#  **IE 423 Task 3**

# **Black**  **Friday Sales**


**Initialize**

The necessary libraries are imported.

In [2]:
import pandas as pd
import numpy as np

import sklearn
from sklearn.model_selection import train_test_split
from sklearn.metrics import mean_absolute_error

import warnings
warnings.simplefilter(action='ignore', category=FutureWarning)

**Load Data**

In [8]:
from google.colab import drive
drive.mount('/content/drive')
dfsls= pd.read_csv('/content/drive/My Drive/train.csv')
dfsls.head()

# Target variable is the Purchase column as explained in dataset description
df = dfsls.dropna(subset=["Purchase"])
y = df.loc[:,['Purchase']].values.ravel()
X = df.drop(['Purchase'],axis=1)

# Split into training and test sets
X_train, X_test, y_train, y_test = train_test_split(X,y,train_size=0.8, test_size=0.2,random_state=1)

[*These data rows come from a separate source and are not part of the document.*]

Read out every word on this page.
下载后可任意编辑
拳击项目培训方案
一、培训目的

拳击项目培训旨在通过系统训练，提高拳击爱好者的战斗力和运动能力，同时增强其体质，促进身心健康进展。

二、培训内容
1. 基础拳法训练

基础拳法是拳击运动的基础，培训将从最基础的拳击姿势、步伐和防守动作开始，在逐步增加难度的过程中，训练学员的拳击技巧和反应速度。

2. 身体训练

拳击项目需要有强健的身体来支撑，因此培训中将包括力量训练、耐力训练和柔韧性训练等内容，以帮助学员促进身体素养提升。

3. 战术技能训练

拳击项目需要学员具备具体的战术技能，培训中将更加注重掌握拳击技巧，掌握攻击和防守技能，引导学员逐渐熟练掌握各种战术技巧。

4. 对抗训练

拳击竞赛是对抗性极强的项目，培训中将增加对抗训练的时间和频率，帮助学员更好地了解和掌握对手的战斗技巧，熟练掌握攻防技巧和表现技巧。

Drive already mounted at /content/drive; to attempt to forcibly remount, call drive.mount("/content/drive", force_remount=True).


**BUILD RANDOM FOREST MODEL**

In [22]:
from sklearn.ensemble import RandomForestRegressor

# Function for building and scoring Random Forest models
def get_random_forest_mae(X_train, X_test, y_train, y_test):
    mdlRfs = RandomForestRegressor(random_state=1)
    mdlRfs.fit(X_train, y_train)
    y_tst_prd = mdlRfs.predict(X_test)
    mae = mean_absolute_error(y_test, y_tst_prd)
    return (mae)




In [10]:
# Try to build a model using all features
get_random_forest_mae(X_train, X_test, y_train, y_test)

ValueError: could not convert string to float: 'P00304042'

As it can be seen above, the random forest model cannot work with strings.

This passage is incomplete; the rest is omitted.